In the race for Carroll County commissioner, incumbent Republican Donald I. Dell has emerged as the most sought after debating opponent. Even though the primary is a week away, at least two Democrats -- Cornelius Ridgely and David Grand -- have challenged the first-termer to debate.

Why is Mr. Dell being singled out? Democrat Elmer C. Lippy, the other incumbent up for re-election, has yet to be served with a similar demand. One reason may be that Mr. Dell has emerged as the dominant member of the three-person board of commissioners. He often sets the agenda and wields considerable influence over the decision-making process.

It was Mr. Dell who proposed building a waste-to-energy plant in Carroll. When a panel studying the proposition concluded that the county could not support such a plant, Mr. Dell pushed for further study.

Mr. Dell's unflagging advocacy of extending Interstate 795 from Baltimore County into Carroll is another example of his power to set policy. Even though Mr. Lippy and Julia W. Gouge, the third commissioner now running for lieutenant governor, are no longer actively supporting the extension, Mr. Dell has kept this proposal alive. Last month, Mr.

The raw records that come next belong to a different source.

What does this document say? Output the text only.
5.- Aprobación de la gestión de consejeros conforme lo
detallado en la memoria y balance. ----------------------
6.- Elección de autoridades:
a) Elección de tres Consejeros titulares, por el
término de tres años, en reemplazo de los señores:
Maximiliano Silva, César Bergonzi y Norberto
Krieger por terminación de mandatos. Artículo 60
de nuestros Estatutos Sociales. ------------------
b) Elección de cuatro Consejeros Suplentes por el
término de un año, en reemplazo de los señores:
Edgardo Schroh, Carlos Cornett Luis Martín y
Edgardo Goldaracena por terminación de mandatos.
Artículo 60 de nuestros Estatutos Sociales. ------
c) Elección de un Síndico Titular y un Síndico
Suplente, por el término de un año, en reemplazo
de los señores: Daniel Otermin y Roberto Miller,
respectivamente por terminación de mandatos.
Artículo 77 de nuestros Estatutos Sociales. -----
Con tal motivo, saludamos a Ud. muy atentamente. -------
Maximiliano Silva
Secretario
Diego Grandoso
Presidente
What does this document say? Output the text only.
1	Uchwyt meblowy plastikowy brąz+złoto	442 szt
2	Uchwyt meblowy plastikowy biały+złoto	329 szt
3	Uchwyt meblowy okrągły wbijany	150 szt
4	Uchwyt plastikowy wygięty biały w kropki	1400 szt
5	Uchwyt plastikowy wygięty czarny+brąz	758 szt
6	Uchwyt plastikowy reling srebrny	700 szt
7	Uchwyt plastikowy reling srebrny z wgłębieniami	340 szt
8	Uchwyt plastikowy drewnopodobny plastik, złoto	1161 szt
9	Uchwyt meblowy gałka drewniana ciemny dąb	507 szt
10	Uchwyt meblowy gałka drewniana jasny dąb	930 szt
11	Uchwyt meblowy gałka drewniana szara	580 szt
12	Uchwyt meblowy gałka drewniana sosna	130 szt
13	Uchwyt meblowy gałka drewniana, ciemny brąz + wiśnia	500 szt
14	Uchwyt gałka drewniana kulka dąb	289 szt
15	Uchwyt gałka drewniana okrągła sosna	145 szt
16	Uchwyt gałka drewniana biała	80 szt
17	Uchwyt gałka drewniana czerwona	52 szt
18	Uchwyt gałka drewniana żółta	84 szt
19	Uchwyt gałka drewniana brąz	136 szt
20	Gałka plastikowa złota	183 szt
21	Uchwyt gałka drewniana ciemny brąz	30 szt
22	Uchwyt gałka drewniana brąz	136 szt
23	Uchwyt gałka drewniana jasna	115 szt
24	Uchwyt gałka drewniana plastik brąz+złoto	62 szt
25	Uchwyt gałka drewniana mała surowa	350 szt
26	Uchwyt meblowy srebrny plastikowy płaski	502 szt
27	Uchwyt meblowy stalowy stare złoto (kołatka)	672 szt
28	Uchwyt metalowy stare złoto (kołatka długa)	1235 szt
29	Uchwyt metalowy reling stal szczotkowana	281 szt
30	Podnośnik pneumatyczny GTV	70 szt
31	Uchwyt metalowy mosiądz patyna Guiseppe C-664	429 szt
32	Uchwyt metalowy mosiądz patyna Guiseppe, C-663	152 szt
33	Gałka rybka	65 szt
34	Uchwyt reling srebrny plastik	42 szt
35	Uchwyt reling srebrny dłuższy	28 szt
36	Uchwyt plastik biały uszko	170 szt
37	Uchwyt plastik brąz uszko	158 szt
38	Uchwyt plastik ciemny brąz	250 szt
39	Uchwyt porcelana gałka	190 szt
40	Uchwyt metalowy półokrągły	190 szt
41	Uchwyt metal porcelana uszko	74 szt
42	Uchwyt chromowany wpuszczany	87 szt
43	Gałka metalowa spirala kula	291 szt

Dell ordered the county planning commission to study the extension of I-795 and possibly include it as part of the county's master plan.

In the selection of a new economic development director, Mr. Dell has forced the other two commissioners to consider a candidate who did not pass the initial screening process. Even though Mrs. Gouge and Mr. Lippy had approved the selection of a new director and were prepared to offer the person the job, Mr. Dell refused to sign off. Instead, he wanted the person's credentials reviewed again.

Mr. Dell is also known in the county office building for immersing himself in day-to-day decisions. He has been known to drop into county offices and personally shepherd building permits through the approval process.

Mr. Dell, one of five Republicans running for three spots on the general election ballot, is still mulling over whether to accept these challenges to debate. But there is no debate that he has emerged as the preeminent member of the board. By default, he also has assumed the role of defending its actions of the past four years.